Siswa SMP ini Diajarkan Cara Membuat Alat Untuk Melihat Gerhana Matahari

Imam Wahyudiyanta - detikNews
Senin, 07 Mar 2016 17:25 WIB
Siswa SMP ini Diajarkan Cara Membuat Alat Untuk Melihat Gerhana Matahari
Para siswa diajarkan cara membuat kamera lubang jarum
Surabaya - Gerhana matahari memang tak bisa dilihat dengan mata telanjang. Diperlukan alat tertentu agar mata manusia bisa melihat fenomena alam ini dengan aman. Namun alat canggih seperti teleskop masih belum terjangkau, khususnya bagi siswa yang antusias ingin melihat peristiwa langka ini.

Namun ada alat lain yang lebih terjangkau, bahkan murah meriah karena bisa diciptakan sendiri. SMP Islam Al Azhar 13 Surabaya khusus mengundang Andi Sitti Maryam yang merupakan alumnus Institut Teknologi Bandung (ITB). Selain memberikan penjelasan tentang gerhana matahari, Sitti juga mengajarkan cara membuat alat yang terbuat dari kardus dan kertas tersebut.

"Menatap gerhana matahari secara langsung akan merusak mata. Cahayanya dapat membakar retina dan menyebabkan kebutaan," ujar Maryam saat memberikan penjelasan kepada para siswa kelas VIII SMP Islam Al Azhar 13, Senin (7/3/2016).

Maryam meneruskan, adalah aman bagi mata untuk melihat saat terjadi gerhana matahari total. Namun saat matahari bergerak dan terbuka, mata dalam keadaan bahaya bila menatap langsung.

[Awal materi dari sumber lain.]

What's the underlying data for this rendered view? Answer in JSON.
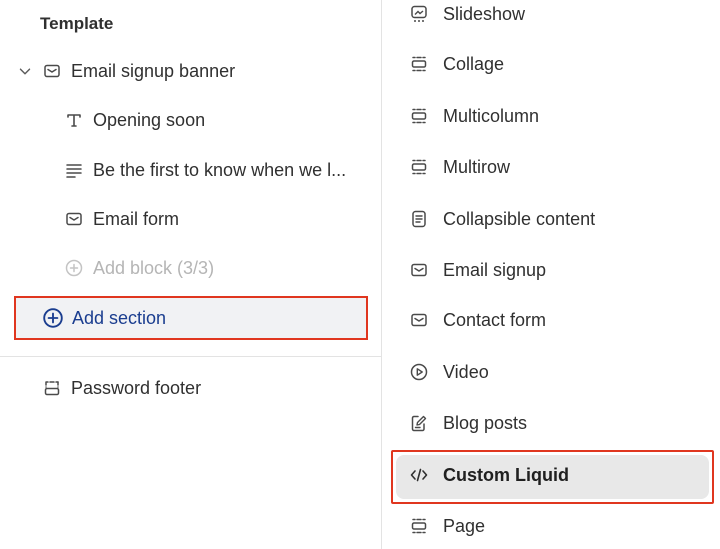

Sinar terang yang terpancar bisa mengagetkan pupil mata yang masih terlalu besar usai berada di dalam kegelapan.

Maryam juga menjelaskan bahwa ada beberapa jenis gerhana matahari mulai dari gerhana matahari total, gerhana matahari cincin, gerhana matahari sebagian, dan gerhana matahari hibrida.

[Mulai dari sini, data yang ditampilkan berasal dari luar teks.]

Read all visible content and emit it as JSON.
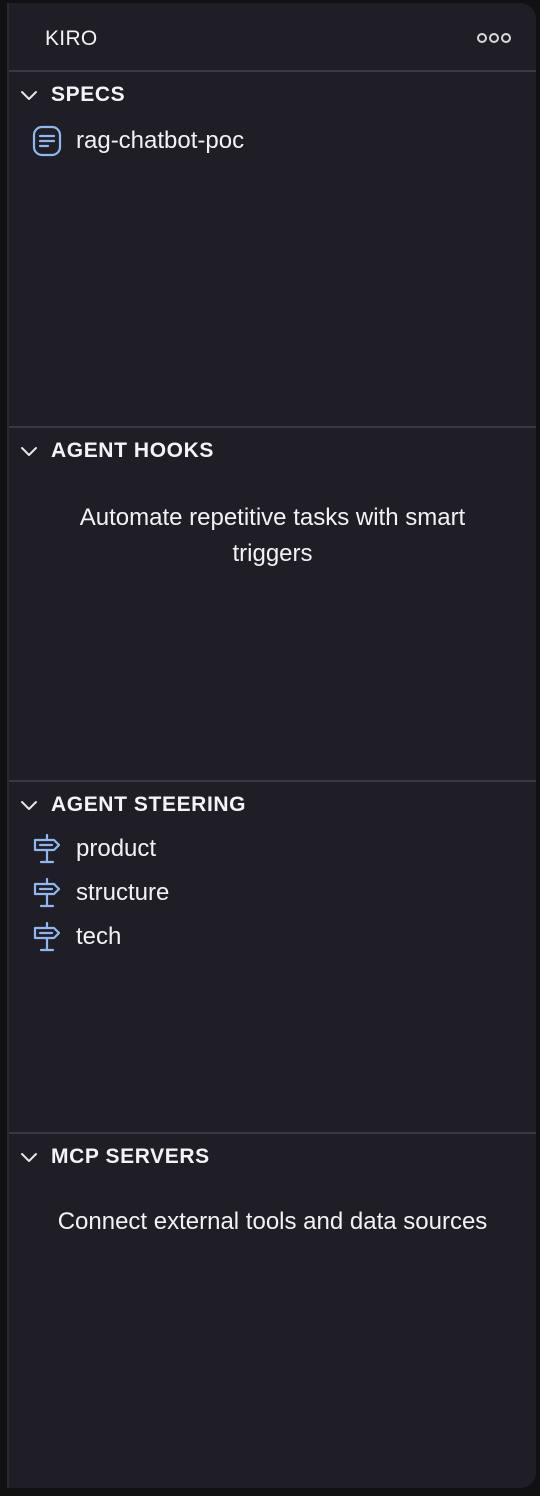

"Untuk Indonesia, setelah 2016 gerhana matahari diperkirakan akan terjadi lagi pada 2042," jelas founder komunitas pecinta astronomi Indonesia yang peresmiannya akan dilakukan bersamaan dengan gerhana matahari ini.

Ada sejumlah kawasan Indonesia yang mengalami gerhana matahari total. Namun tidak untuk Jawa. Jawa sendiri hanya akan mengalami gerhana matahari sebagian yakni hanya sekitar 83 %.

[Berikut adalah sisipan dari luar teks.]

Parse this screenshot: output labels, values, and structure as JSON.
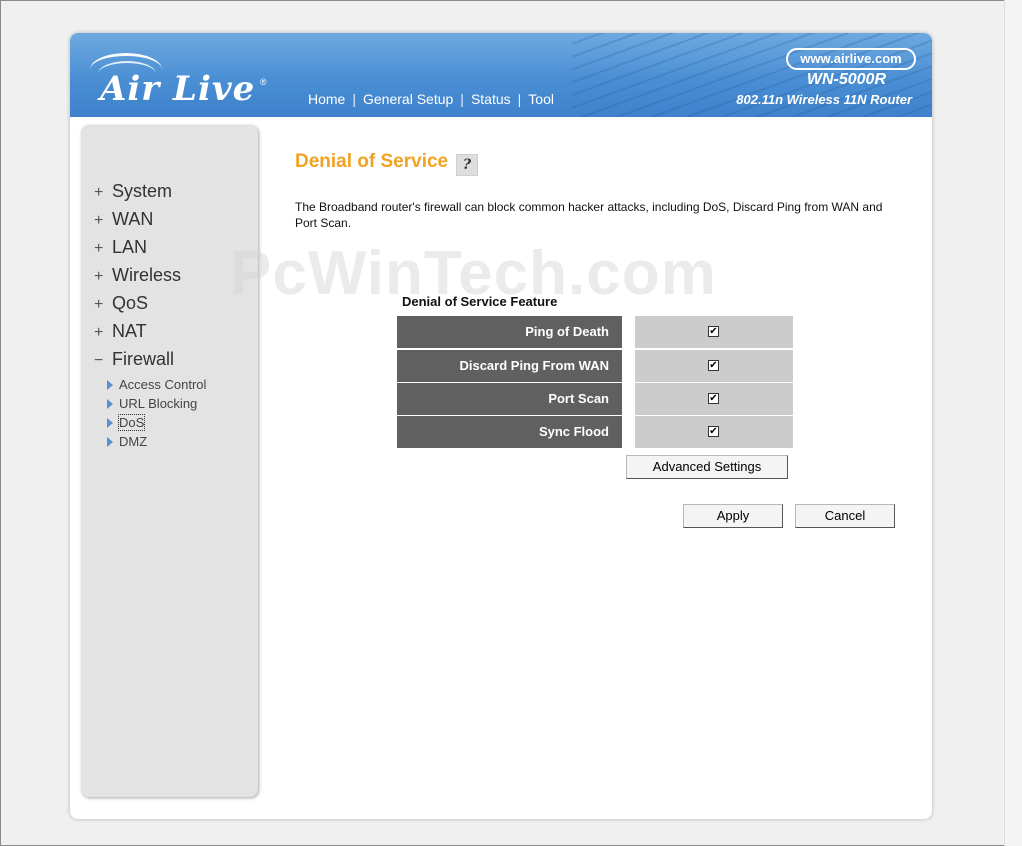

"83 % bayangan matahari akan tertutup bayangan bulan. Fase gerhana akan dimulai pukul 06.30 WIB dan mencapai 83 % pada pukul 07.30 WIB. Gerhana akan berakhir sekitar pukul 08.30 WIB," terang Maryam.

Maryam menambahkan, gerhana matahari bisa dilihat menggunakan teleskop, kaca mata filter matahari, dan kamera lubang jarum yang dibuat dari kardus. Untuk para siswa, teleskop mungkin jarang ada yang punya.

"Biasanya menggunakan kaca mata filter matahari atau yang paling sederhana membuat kamera lubang jarum yang bisa dibuat menggunakan kardus," ujar Maryam.

Para siswa pun diajarkan membuatnya. Untuk membuat kamera lubang jarum, peralatan yang disediakan adalah kardus, lakban, gunting, aluminium foil, dan jarum. Kamera lubang jarum bisa dibuat dengan cara melakban bagian bawah kardus, setelah itu dilubangi berbentuk kotak lalu ditutup dengan aluminium foil dan dilubangi dengan jarum. Penggunaan kamera lubang jarum dilakukan dengan menghadapkan lubang ke arah matahari dan pengamat melihat ke arah proyeksi.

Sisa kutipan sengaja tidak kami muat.